The prospects for a post-apocalyptic dining future are terrifying. Devita Davison, executive director of FoodLab Detroit, outlines one of the bleakest versions: “What I don’t want to happen is that we wake up when this crisis is over and our neighborhoods are homogeneous, that all neighborhood businesses have closed, so now we are a country full of nothing but fast-food, fast-casual restaurants owned by multinational corporations. And guess what? It’s possible.”
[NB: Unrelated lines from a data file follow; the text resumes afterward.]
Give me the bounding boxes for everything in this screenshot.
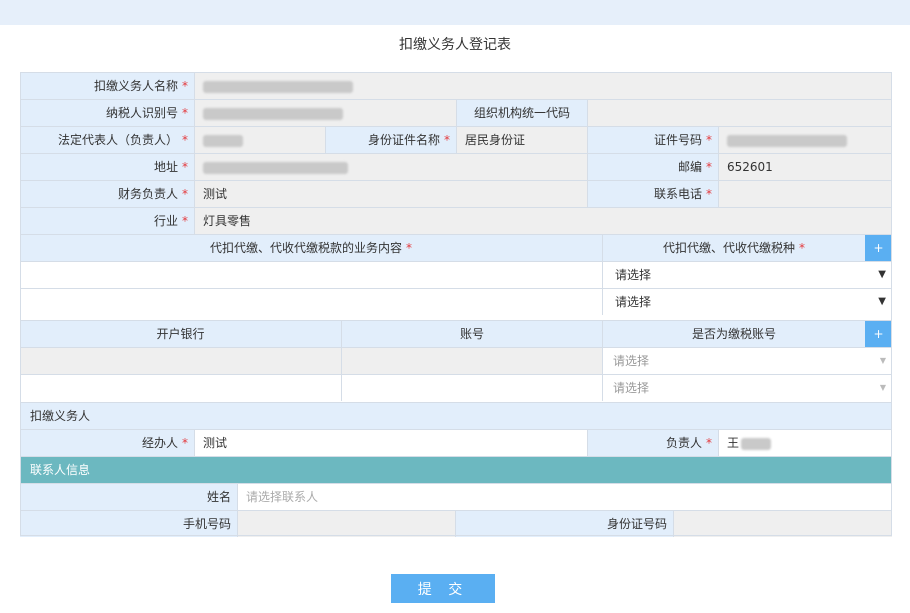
bank-header: 开户银行 xyxy=(20,321,342,347)
account-input-2[interactable] xyxy=(342,375,603,401)
row-withholder-name: 扣缴义务人名称 * xyxy=(20,72,892,99)
dropdown-arrow-icon: ▼ xyxy=(879,356,886,365)
row-business-1: 请选择 ▼ xyxy=(20,261,892,288)
row-withholder-section: 扣缴义务人 xyxy=(20,402,892,429)
postcode-label: 邮编 * xyxy=(588,154,719,180)
submit-button[interactable]: 提 交 xyxy=(391,574,495,603)
phone-field[interactable] xyxy=(719,181,892,207)
row-business-header: 代扣代缴、代收代缴税款的业务内容 * 代扣代缴、代收代缴税种 * + xyxy=(20,234,892,261)
industry-label: 行业 * xyxy=(20,208,195,234)
phone-label: 联系电话 * xyxy=(588,181,719,207)
legal-rep-field[interactable] xyxy=(195,127,326,153)
bank-input-1[interactable] xyxy=(20,348,342,374)
row-bank-1: 请选择 ▼ xyxy=(20,347,892,374)
business-content-input-2[interactable] xyxy=(20,289,603,315)
is-tax-account-select-1[interactable]: 请选择 ▼ xyxy=(603,348,892,374)
mobile-field[interactable] xyxy=(238,511,456,537)
bank-input-2[interactable] xyxy=(20,375,342,401)
taxpayer-id-field[interactable] xyxy=(195,100,457,126)
row-industry: 行业 * 灯具零售 xyxy=(20,207,892,234)
withholder-name-label: 扣缴义务人名称 * xyxy=(20,73,195,99)
principal-field[interactable]: 王 xyxy=(719,430,892,456)
account-input-1[interactable] xyxy=(342,348,603,374)
withholder-section-header: 扣缴义务人 xyxy=(20,403,892,429)
finance-head-field[interactable]: 测试 xyxy=(195,181,588,207)
row-address: 地址 * 邮编 * 652601 xyxy=(20,153,892,180)
finance-head-label: 财务负责人 * xyxy=(20,181,195,207)
address-label: 地址 * xyxy=(20,154,195,180)
handler-label: 经办人 * xyxy=(20,430,195,456)
tax-type-header: 代扣代缴、代收代缴税种 * xyxy=(603,235,892,261)
business-content-header: 代扣代缴、代收代缴税款的业务内容 * xyxy=(20,235,603,261)
id-doc-name-value: 居民身份证 xyxy=(457,127,588,153)
contact-name-select[interactable]: 请选择联系人 xyxy=(238,484,892,510)
business-content-input-1[interactable] xyxy=(20,262,603,288)
dropdown-arrow-icon: ▼ xyxy=(878,296,886,307)
id-number-label: 身份证号码 xyxy=(456,511,674,537)
contact-section-header: 联系人信息 xyxy=(20,457,892,483)
dropdown-arrow-icon: ▼ xyxy=(879,383,886,392)
id-number-field[interactable] xyxy=(674,511,892,537)
taxpayer-id-label: 纳税人识别号 * xyxy=(20,100,195,126)
row-taxpayer-id: 纳税人识别号 * 组织机构统一代码 xyxy=(20,99,892,126)
row-bank-header: 开户银行 账号 是否为缴税账号 + xyxy=(20,320,892,347)
industry-field[interactable]: 灯具零售 xyxy=(195,208,892,234)
add-bank-account-button[interactable]: + xyxy=(865,321,892,347)
address-field[interactable] xyxy=(195,154,588,180)
mobile-label: 手机号码 xyxy=(20,511,238,537)
row-contact-name: 姓名 请选择联系人 xyxy=(20,483,892,510)
row-finance-head: 财务负责人 * 测试 联系电话 * xyxy=(20,180,892,207)
legal-rep-label: 法定代表人（负责人） * xyxy=(20,127,195,153)
org-code-label: 组织机构统一代码 xyxy=(457,100,588,126)
tax-type-select-2[interactable]: 请选择 ▼ xyxy=(603,289,892,315)
is-tax-account-header: 是否为缴税账号 xyxy=(603,321,892,347)
postcode-field[interactable]: 652601 xyxy=(719,154,892,180)
dropdown-arrow-icon: ▼ xyxy=(878,269,886,280)
row-handler: 经办人 * 测试 负责人 * 王 xyxy=(20,429,892,456)
withholder-name-field[interactable] xyxy=(195,73,892,99)
top-bar xyxy=(0,0,910,25)
row-bank-2: 请选择 ▼ xyxy=(20,374,892,401)
contact-name-label: 姓名 xyxy=(20,484,238,510)
id-doc-number-label: 证件号码 * xyxy=(588,127,719,153)
id-doc-name-label: 身份证件名称 * xyxy=(326,127,457,153)
row-contact-section: 联系人信息 xyxy=(20,456,892,483)
row-legal-rep: 法定代表人（负责人） * 身份证件名称 * 居民身份证 证件号码 * xyxy=(20,126,892,153)
account-header: 账号 xyxy=(342,321,603,347)
handler-field[interactable]: 测试 xyxy=(195,430,588,456)
page-title: 扣缴义务人登记表 xyxy=(399,37,511,53)
id-doc-number-field[interactable] xyxy=(719,127,892,153)
tax-type-select-1[interactable]: 请选择 ▼ xyxy=(603,262,892,288)
row-business-2: 请选择 ▼ xyxy=(20,288,892,315)
org-code-field[interactable] xyxy=(588,100,892,126)
add-tax-type-button[interactable]: + xyxy=(865,235,892,261)
row-mobile: 手机号码 身份证号码 xyxy=(20,510,892,537)
is-tax-account-select-2[interactable]: 请选择 ▼ xyxy=(603,375,892,401)
principal-label: 负责人 * xyxy=(588,430,719,456)
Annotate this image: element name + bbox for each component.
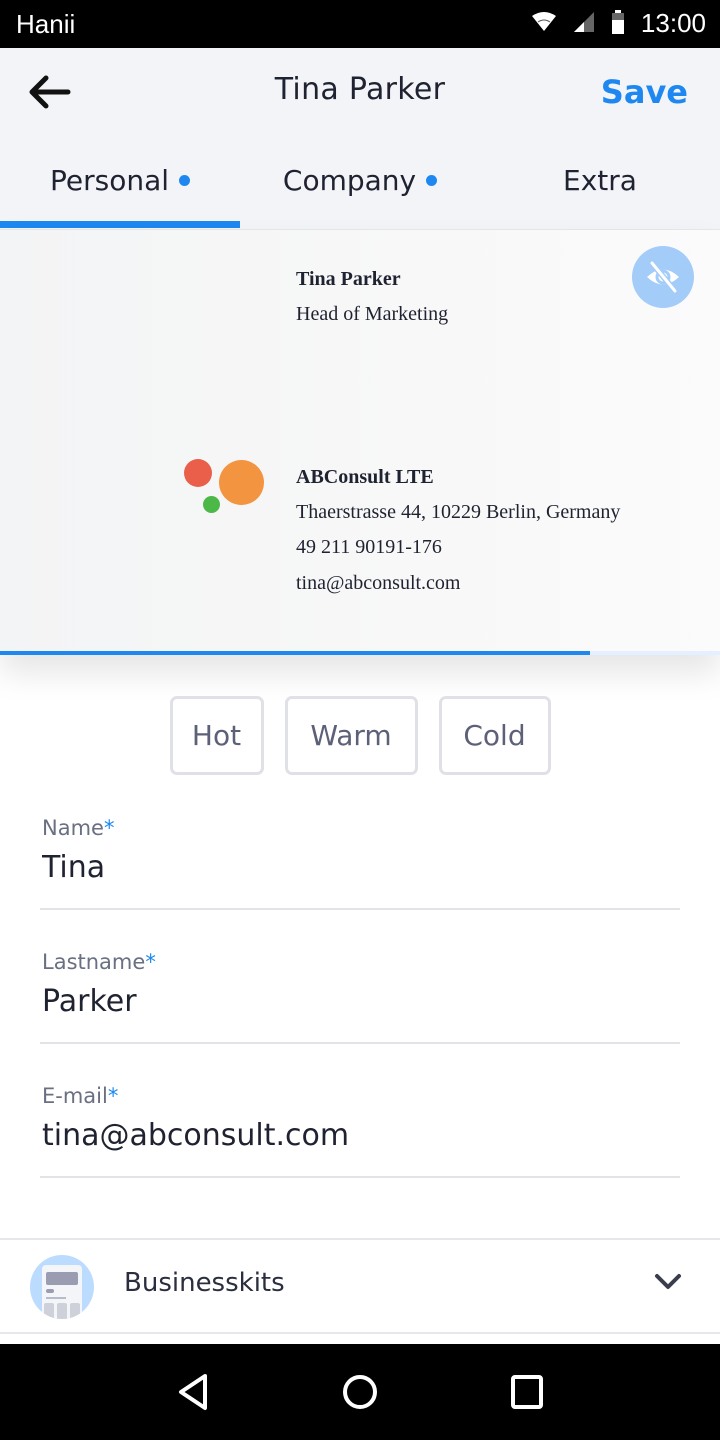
card-company: ABConsult LTE [296,466,434,488]
logo-dot-orange [219,460,264,505]
square-recents-icon [510,1375,543,1409]
required-mark: * [145,950,156,974]
tab-company[interactable]: Company [240,150,480,230]
completion-progress-bar [0,651,720,655]
circle-home-icon [342,1375,377,1409]
lastname-label: Lastname* [42,950,156,974]
businesskits-row[interactable]: Businesskits [0,1238,720,1334]
wifi-icon [531,11,557,37]
chip-warm[interactable]: Warm [284,696,418,775]
eye-off-icon [647,261,679,293]
carrier-name: Hanii [16,9,76,39]
required-mark: * [107,1084,119,1108]
system-nav-bar [0,1344,720,1440]
tab-label: Company [282,164,417,197]
triangle-back-icon [179,1374,208,1410]
clock: 13:00 [640,8,706,38]
signal-icon [573,11,595,37]
nav-recents-button[interactable] [497,1362,557,1422]
businesskits-label: Businesskits [124,1268,285,1298]
lead-temperature-selector: Hot Warm Cold [0,696,720,775]
app-header: Tina Parker Save Personal Company Extra [0,48,720,230]
status-bar: Hanii 13:00 [0,0,720,48]
email-field: E-mail* [40,1084,680,1178]
logo-dot-green [203,496,220,513]
name-input[interactable] [42,844,672,890]
tab-bar: Personal Company Extra [0,150,720,230]
chip-hot[interactable]: Hot [169,696,264,775]
tab-personal[interactable]: Personal [0,150,240,230]
email-label: E-mail* [42,1084,119,1108]
card-email: tina@abconsult.com [296,572,461,594]
card-phone: 49 211 90191-176 [296,536,442,558]
unsaved-dot [426,174,438,186]
card-role: Head of Marketing [296,303,449,325]
visibility-toggle-button[interactable] [632,246,694,308]
lastname-input[interactable] [42,978,672,1024]
logo-dot-red [184,459,212,487]
email-input[interactable] [42,1112,672,1158]
save-button[interactable]: Save [601,73,688,111]
nav-home-button[interactable] [330,1362,390,1422]
progress-fill [0,651,591,655]
battery-icon [611,9,625,38]
tab-label: Personal [49,164,170,197]
company-logo [182,458,268,518]
chip-cold[interactable]: Cold [438,696,551,775]
tab-label: Extra [563,164,637,197]
nav-back-button[interactable] [163,1362,223,1422]
card-name: Tina Parker [296,268,401,290]
name-field: Name* [40,816,680,910]
business-card-preview: Tina Parker Head of Marketing ABConsult … [0,230,720,655]
lastname-field: Lastname* [40,950,680,1044]
businesskit-icon [30,1255,94,1319]
chevron-down-icon[interactable] [654,1272,682,1296]
name-label: Name* [42,816,115,840]
unsaved-dot [179,174,191,186]
status-icons: 13:00 [531,8,706,39]
card-address: Thaerstrasse 44, 10229 Berlin, Germany [296,501,621,523]
tab-extra[interactable]: Extra [480,150,720,230]
required-mark: * [103,816,115,840]
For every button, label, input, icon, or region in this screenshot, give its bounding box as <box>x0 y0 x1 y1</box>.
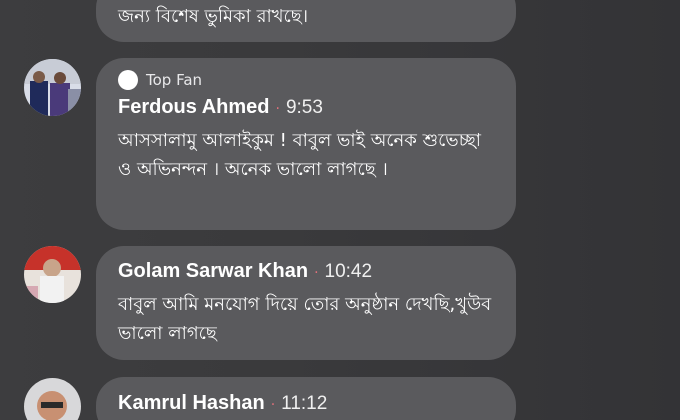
comment-bubble: জন্য বিশেষ ভুমিকা রাখছে। <box>96 0 516 42</box>
comment-author[interactable]: Ferdous Ahmed <box>118 96 270 119</box>
separator-dot: · <box>270 397 276 413</box>
comment-author[interactable]: Kamrul Hashan <box>118 392 265 415</box>
comment-author[interactable]: Golam Sarwar Khan <box>118 260 308 283</box>
comment-timestamp[interactable]: 10:42 <box>325 261 373 283</box>
comment-bubble: Top Fan Ferdous Ahmed · 9:53 আসসালামু আল… <box>96 58 516 230</box>
separator-dot: · <box>314 265 319 281</box>
comment-text: আসসালামু আলাইকুম ! বাবুল ভাই অনেক শুভেচ্… <box>118 130 481 180</box>
avatar[interactable] <box>24 246 81 303</box>
avatar[interactable] <box>24 59 81 116</box>
comment-bubble: Kamrul Hashan · 11:12 <box>96 377 516 420</box>
comment-text: বাবুল আমি মনযোগ দিয়ে তোর অনুষ্ঠান দেখছি… <box>118 294 492 344</box>
separator-dot: · <box>275 101 280 117</box>
top-fan-badge: Top Fan <box>118 70 494 90</box>
comment-timestamp[interactable]: 9:53 <box>286 97 323 119</box>
comment-text: জন্য বিশেষ ভুমিকা রাখছে। <box>118 6 309 27</box>
top-fan-icon <box>118 70 138 90</box>
top-fan-label: Top Fan <box>146 71 203 89</box>
comment-timestamp[interactable]: 11:12 <box>281 393 327 415</box>
comment-bubble: Golam Sarwar Khan · 10:42 বাবুল আমি মনযো… <box>96 246 516 360</box>
avatar[interactable] <box>24 378 81 420</box>
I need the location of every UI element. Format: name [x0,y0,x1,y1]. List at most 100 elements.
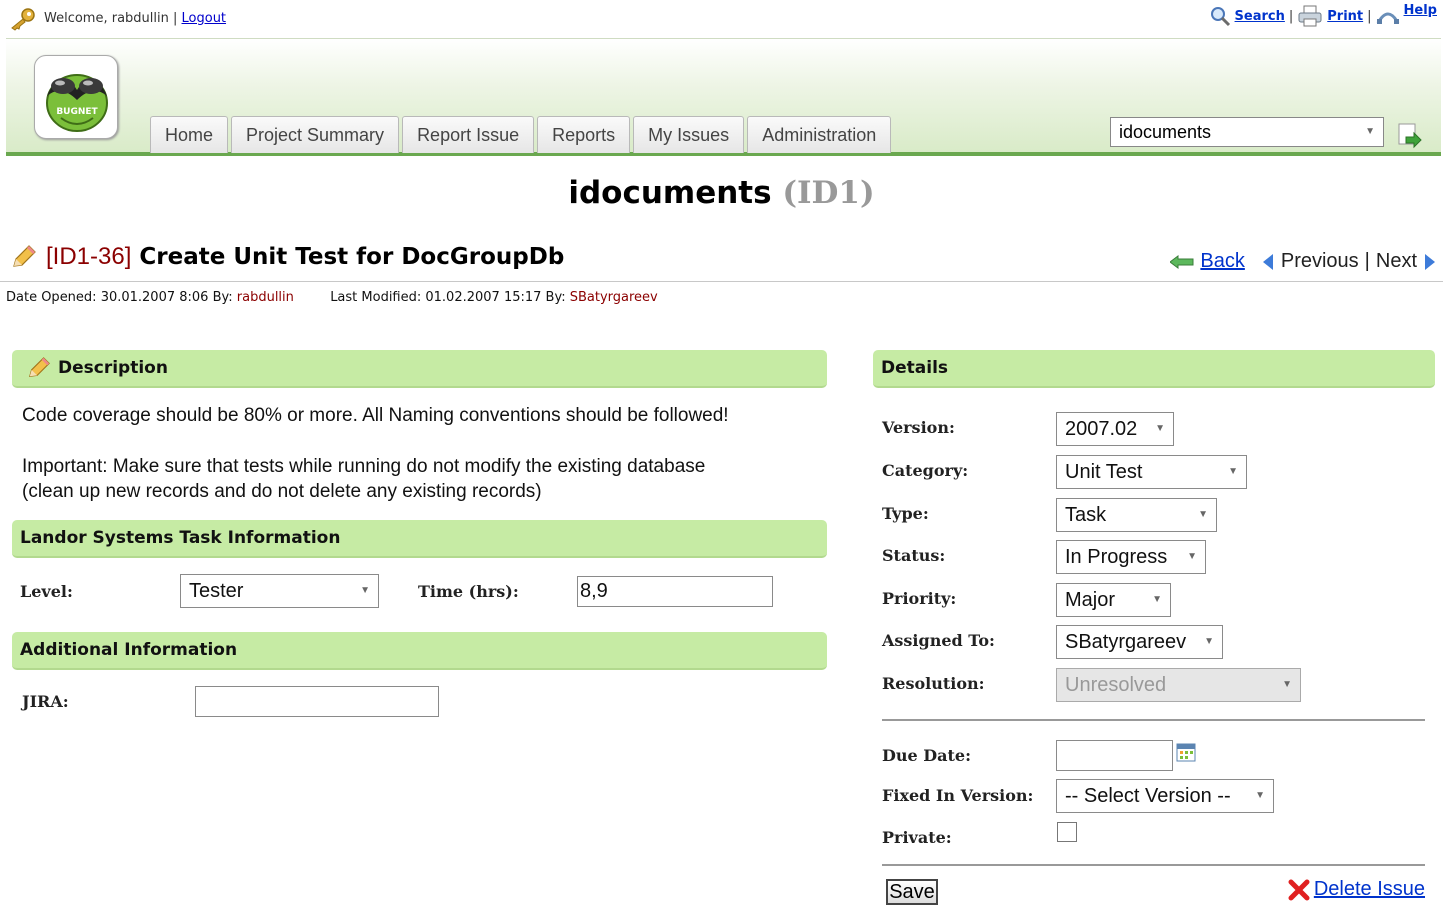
tab-project-summary[interactable]: Project Summary [231,116,400,153]
status-value: In Progress [1065,546,1168,568]
description-line-3: (clean up new records and do not delete … [22,481,542,502]
due-date-label: Due Date: [882,746,971,765]
details-title: Details [881,358,949,378]
resolution-value: Unresolved [1065,674,1167,696]
tab-my-issues[interactable]: My Issues [633,116,745,153]
previous-arrow-icon[interactable] [1261,253,1275,271]
previous-link[interactable]: Previous [1281,250,1359,273]
status-select[interactable]: In Progress ▼ [1056,540,1206,574]
resolution-select: Unresolved ▼ [1056,668,1301,702]
description-line-2: Important: Make sure that tests while ru… [22,456,706,477]
print-link[interactable]: Print [1327,9,1363,24]
time-hours-input[interactable]: 8,9 [577,576,773,607]
opened-by-user[interactable]: rabdullin [237,290,294,305]
help-link[interactable]: Help [1404,3,1437,18]
pencil-icon [13,245,36,267]
project-code: (ID1) [782,175,875,211]
bugnet-logo-icon: BUGNET [46,74,108,132]
bugnet-logo[interactable]: BUGNET [34,55,118,139]
issue-title: Create Unit Test for DocGroupDb [139,244,565,270]
jira-input[interactable] [195,686,439,717]
details-divider [882,719,1425,721]
priority-select[interactable]: Major ▼ [1056,583,1171,617]
resolution-label: Resolution: [882,674,985,693]
type-select[interactable]: Task ▼ [1056,498,1217,532]
type-value: Task [1065,504,1107,526]
level-label: Level: [20,582,73,601]
tab-report-issue[interactable]: Report Issue [402,116,535,153]
issue-meta: Date Opened: 30.01.2007 8:06 By: rabdull… [6,290,658,305]
go-arrow-icon[interactable] [1398,123,1422,149]
project-select[interactable]: idocuments ▼ [1110,117,1384,147]
project-select-value: idocuments [1119,122,1212,142]
delete-issue-link[interactable]: Delete Issue [1314,878,1425,901]
save-button[interactable]: Save [886,879,938,905]
status-label: Status: [882,546,946,565]
svg-text:BUGNET: BUGNET [56,107,98,117]
jira-label: JIRA: [22,692,69,711]
level-value: Tester [189,580,244,602]
welcome-text: Welcome, rabdullin | Logout [44,11,226,26]
private-checkbox[interactable] [1057,822,1077,842]
separator: | [1288,8,1294,24]
logout-link[interactable]: Logout [182,11,227,26]
priority-value: Major [1065,589,1116,611]
time-label: Time (hrs): [418,582,519,601]
chevron-down-icon: ▼ [1198,509,1208,520]
fixed-version-label: Fixed In Version: [882,786,1034,805]
assigned-to-select[interactable]: SBatyrgareev ▼ [1056,625,1223,659]
due-date-input[interactable] [1056,740,1173,771]
fixed-version-select[interactable]: -- Select Version -- ▼ [1056,779,1274,813]
description-title: Description [58,358,168,378]
assigned-label: Assigned To: [882,631,995,650]
description-header: Description [12,350,827,388]
issue-id: [ID1-36] [46,243,132,270]
search-icon [1210,7,1230,27]
chevron-down-icon: ▼ [360,585,370,596]
type-label: Type: [882,504,929,523]
separator: | [1367,8,1372,24]
tab-reports[interactable]: Reports [537,116,631,153]
pencil-icon [29,357,50,377]
version-select[interactable]: 2007.02 ▼ [1056,412,1174,446]
back-link[interactable]: Back [1200,250,1244,273]
category-value: Unit Test [1065,461,1143,483]
chevron-down-icon: ▼ [1204,636,1214,647]
key-icon [11,8,35,31]
issue-navigation: Back Previous | Next [1170,250,1437,273]
top-links: Search | Print | Help [1209,3,1437,28]
chevron-down-icon: ▼ [1228,466,1238,477]
version-label: Version: [882,418,955,437]
main-nav-tabs: Home Project Summary Report Issue Report… [150,116,892,153]
priority-label: Priority: [882,589,957,608]
welcome-label: Welcome, rabdullin | [44,11,178,26]
calendar-icon[interactable] [1176,742,1196,762]
printer-icon [1298,5,1322,27]
category-select[interactable]: Unit Test ▼ [1056,455,1247,489]
title-divider [0,281,1443,282]
tab-administration[interactable]: Administration [747,116,892,153]
chevron-down-icon: ▼ [1155,423,1165,434]
task-info-header: Landor Systems Task Information [12,520,827,558]
chevron-down-icon: ▼ [1255,790,1265,801]
issue-title-row: [ID1-36] Create Unit Test for DocGroupDb [10,243,564,271]
version-value: 2007.02 [1065,418,1138,440]
next-link[interactable]: Next [1376,250,1417,273]
assigned-value: SBatyrgareev [1065,631,1187,653]
search-link[interactable]: Search [1235,9,1285,24]
private-label: Private: [882,828,952,847]
next-arrow-icon[interactable] [1423,253,1437,271]
last-modified: Last Modified: 01.02.2007 15:17 By: [330,290,566,305]
description-line-1: Code coverage should be 80% or more. All… [22,405,729,426]
page-title: idocuments (ID1) [0,175,1443,211]
additional-info-title: Additional Information [20,640,238,660]
date-opened: Date Opened: 30.01.2007 8:06 By: [6,290,233,305]
level-select[interactable]: Tester ▼ [180,574,379,608]
actions-divider [882,864,1425,866]
modified-by-user[interactable]: SBatyrgareev [570,290,658,305]
help-icon [1376,12,1399,24]
tab-home[interactable]: Home [150,116,229,153]
chevron-down-icon: ▼ [1282,679,1292,690]
chevron-down-icon: ▼ [1187,551,1197,562]
project-name: idocuments [568,175,772,211]
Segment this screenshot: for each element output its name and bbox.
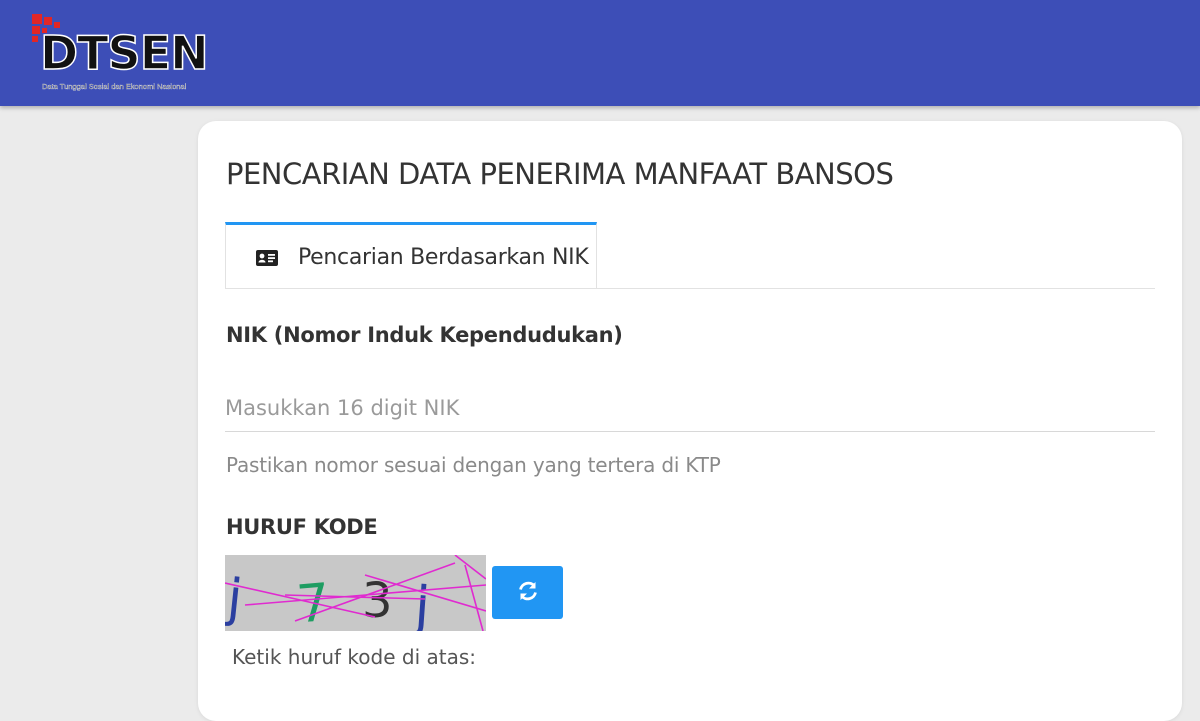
captcha-label: HURUF KODE bbox=[226, 515, 378, 539]
refresh-icon bbox=[518, 581, 537, 601]
dtsen-logo[interactable]: DTSEN Data Tunggal Sosial dan Ekonomi Na… bbox=[28, 12, 218, 94]
id-card-icon bbox=[256, 250, 278, 266]
page-title: PENCARIAN DATA PENERIMA MANFAAT BANSOS bbox=[226, 157, 894, 191]
nik-input[interactable] bbox=[225, 384, 1155, 432]
captcha-hint: Ketik huruf kode di atas: bbox=[232, 645, 476, 669]
captcha-char: j bbox=[225, 568, 245, 629]
top-header: DTSEN Data Tunggal Sosial dan Ekonomi Na… bbox=[0, 0, 1200, 106]
captcha-char: j bbox=[412, 574, 432, 631]
nik-help-text: Pastikan nomor sesuai dengan yang terter… bbox=[226, 453, 721, 477]
captcha-image: j 7 3 j bbox=[225, 555, 486, 631]
logo-subtitle: Data Tunggal Sosial dan Ekonomi Nasional bbox=[42, 82, 187, 91]
search-card: PENCARIAN DATA PENERIMA MANFAAT BANSOS P… bbox=[198, 121, 1182, 721]
tab-bar: Pencarian Berdasarkan NIK bbox=[225, 222, 1155, 289]
refresh-captcha-button[interactable] bbox=[492, 566, 563, 619]
nik-label: NIK (Nomor Induk Kependudukan) bbox=[226, 323, 623, 347]
logo-text: DTSEN bbox=[39, 26, 209, 80]
captcha-noise-lines bbox=[225, 555, 486, 631]
tab-search-by-nik[interactable]: Pencarian Berdasarkan NIK bbox=[225, 222, 597, 288]
captcha-char: 7 bbox=[294, 573, 332, 631]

Davison’s hypothetical conjures an eerie image of a Detroit dining scene bereft of the establishments that contribute to its charm: dark windows in a once-vibrant Mexicantown. Shuttered Coney Islands. Silence along Michigan Avenue, home to Dearborn’s most popular and acclaimed Mediterranean cuisine. Soul food restaurants that have been in business since the early days of the Great Migration solemnly decorated with handwritten “closed” signs on planks boarding up windows. A city stripped of its mom-and-pop and minority-owned eateries — the industry’s most vulnerable restaurants — stands to lose the very fabric of its culinary DNA.

In early April, the Nigerian-born chef Tunde Wey, a former Detroiter, offered another thought — that the loss of independent restaurants is a necessary catalyst for change. In a widely read essay titled “Let It Die,” he agreed that, federal intervention or not, many restaurants will close, and with those closures will go an industry whose workers are “segregated by race and gender, underpaid and uninsured.” That the death of an entire restaurant industry is upon us is an extreme scenario, of course, but perhaps an existential crisis could forge a new landscape based more on fairness, equity, and the just use of resources.

Louya shares Wey’s radicalism, envisioning the implosion of old systems and the birth of a new movement.

“We need to be thinking about how to rebuild our industry in a sense where it doesn’t look like it did before,” she says. “I’m looking for examples outside of the food industry of sustainability, of workforce support, of community wealth building and trying to figure out how all of those things can connect in a way that makes our food system look even more inclusive. There is soul that exists in every bit of the city, but we stand to lose that if we don’t take a deep, strong look at the system that we’ve put in place and how it plays out in Detroit.”